Malicious series of reorg blocks following activation able to disrupt normal function of the mempool (e.g., clearing validation caches)
Something that could be fixed for a benefit, but does not cause an issue if it is not:
Something that requires a clarification to the BIP, but is correct in the reference implementation:
the BIP specifies how to compute the hash in O(N) and the code does it in O(1), following the BIP would lead to a DoS bug.
Improving Performance, but not fixing a DoS Issue
Noting missing test coverage issues, mutation testing opportunities, etc.
A comment does not explain the existing code.

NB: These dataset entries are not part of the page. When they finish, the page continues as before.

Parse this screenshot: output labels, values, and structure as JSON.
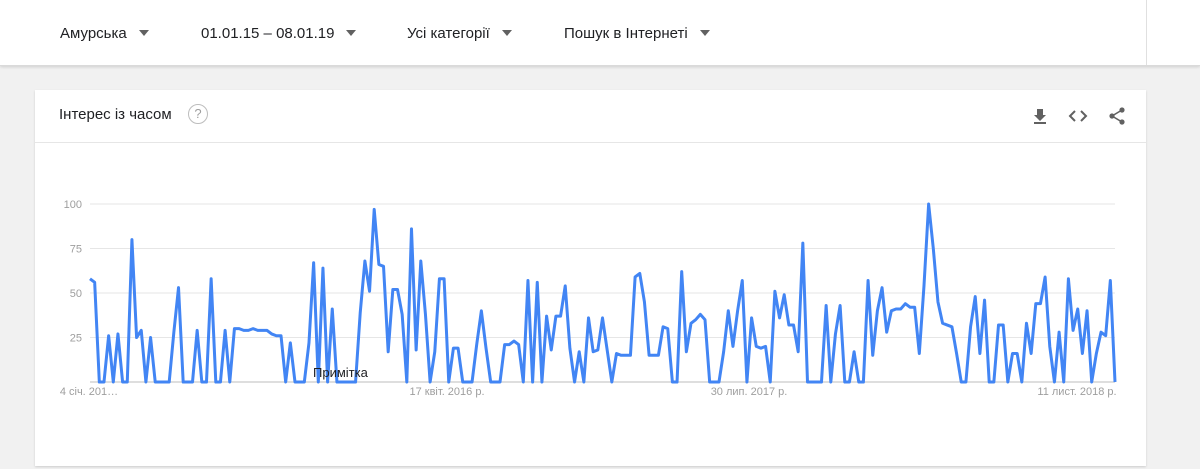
{
  "filters": [
    {
      "label": "Амурська"
    },
    {
      "label": "01.01.15 – 08.01.19"
    },
    {
      "label": "Усі категорії"
    },
    {
      "label": "Пошук в Інтернеті"
    }
  ],
  "card": {
    "title": "Інтерес із часом",
    "help_glyph": "?",
    "tools": [
      "download-icon",
      "embed-code-icon",
      "share-icon"
    ]
  },
  "chart_data": {
    "type": "line",
    "ylim": [
      0,
      100
    ],
    "y_ticks": [
      25,
      50,
      75,
      100
    ],
    "x_tick_labels": [
      "4 січ. 201…",
      "17 квіт. 2016 р.",
      "30 лип. 2017 р.",
      "11 лист. 2018 р."
    ],
    "annotation": "Примітка",
    "grid": true,
    "color": "#4285f4",
    "series": [
      {
        "values": [
          58,
          56,
          0,
          0,
          26,
          0,
          27,
          0,
          0,
          80,
          25,
          29,
          0,
          25,
          0,
          0,
          0,
          0,
          28,
          53,
          0,
          0,
          0,
          29,
          0,
          0,
          58,
          0,
          0,
          29,
          0,
          30,
          30,
          29,
          29,
          30,
          29,
          29,
          29,
          27,
          26,
          26,
          0,
          22,
          0,
          0,
          0,
          22,
          67,
          0,
          64,
          0,
          41,
          0,
          0,
          0,
          0,
          0,
          39,
          68,
          51,
          97,
          66,
          65,
          17,
          52,
          52,
          38,
          0,
          86,
          18,
          68,
          38,
          0,
          17,
          58,
          58,
          0,
          19,
          19,
          0,
          0,
          0,
          21,
          40,
          19,
          0,
          0,
          0,
          21,
          21,
          23,
          21,
          0,
          57,
          0,
          56,
          0,
          37,
          18,
          37,
          37,
          54,
          19,
          0,
          17,
          0,
          36,
          17,
          18,
          36,
          18,
          0,
          16,
          15,
          15,
          15,
          59,
          61,
          45,
          15,
          15,
          15,
          31,
          30,
          0,
          0,
          62,
          17,
          33,
          35,
          38,
          35,
          0,
          0,
          0,
          17,
          40,
          20,
          40,
          57,
          0,
          36,
          20,
          19,
          20,
          0,
          51,
          36,
          49,
          32,
          32,
          17,
          78,
          0,
          0,
          0,
          0,
          43,
          0,
          27,
          43,
          0,
          0,
          17,
          0,
          0,
          57,
          15,
          40,
          53,
          28,
          40,
          41,
          41,
          44,
          42,
          42,
          16,
          54,
          100,
          75,
          45,
          33,
          32,
          31,
          16,
          0,
          0,
          31,
          48,
          16,
          46,
          0,
          0,
          32,
          32,
          0,
          16,
          16,
          0,
          33,
          16,
          44,
          44,
          59,
          20,
          0,
          28,
          0,
          58,
          29,
          41,
          16,
          40,
          0,
          16,
          28,
          26,
          57,
          0
        ]
      }
    ]
  }
}
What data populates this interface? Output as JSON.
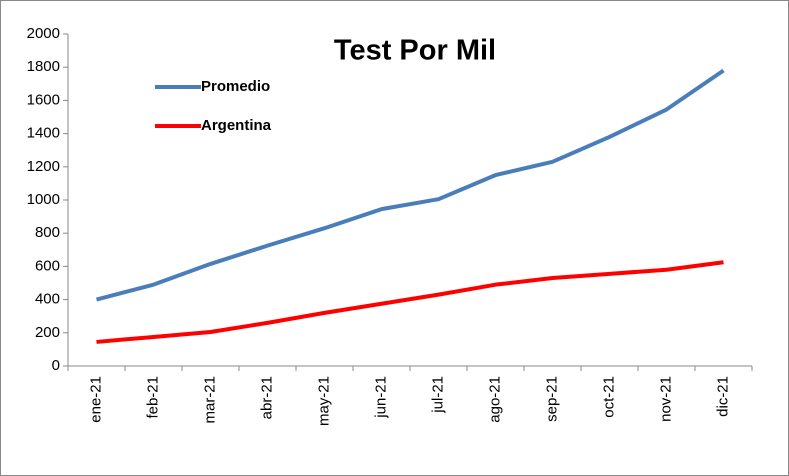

"General core issues". These are rewardable at the discretion of the bounty operators (Lincoln Network), but are not a consequence of the code changes brought by BIP-119:
Changes to activation logic, discovery of a bug that would lead to inconsistent activation.
Reviews that add a unique and detailed perspective to the conversation but do not expose an underlying flaw:
Detailed notes on what was reviewed, why it seems to be safe/ok
Contributing new tests, test vectors, mutation testing
Simulations, case study analysis on the impact of CTV
Proof of safety to the core Bitcoin protocol by adding the BIP
PoC demo applications and detailed viability writeups (using Sapio or other tools). Negative feedback is encouraged here too, e.g., we built a vault V that did x y z with P properties, but if we could use the F alternative then it would be better in W way (the vault V in this example would have to not be a trivially improvable strawman example). If an application is somehow "production grade", rewards could be quite high.
Implementations of Vaults
Payment Pools
Non-Interactive Lightning Channel Batching
High-Quality Library support
Hardware Wallet support
Out of scope issues: "general core issues". These are rewardable at the discretion of the bounty operators (Lincoln Network), but are not a consequence of the code changes brought by BIP-119:
Changes to activation logic, and discovery of a bug that would lead to inconsistent activation.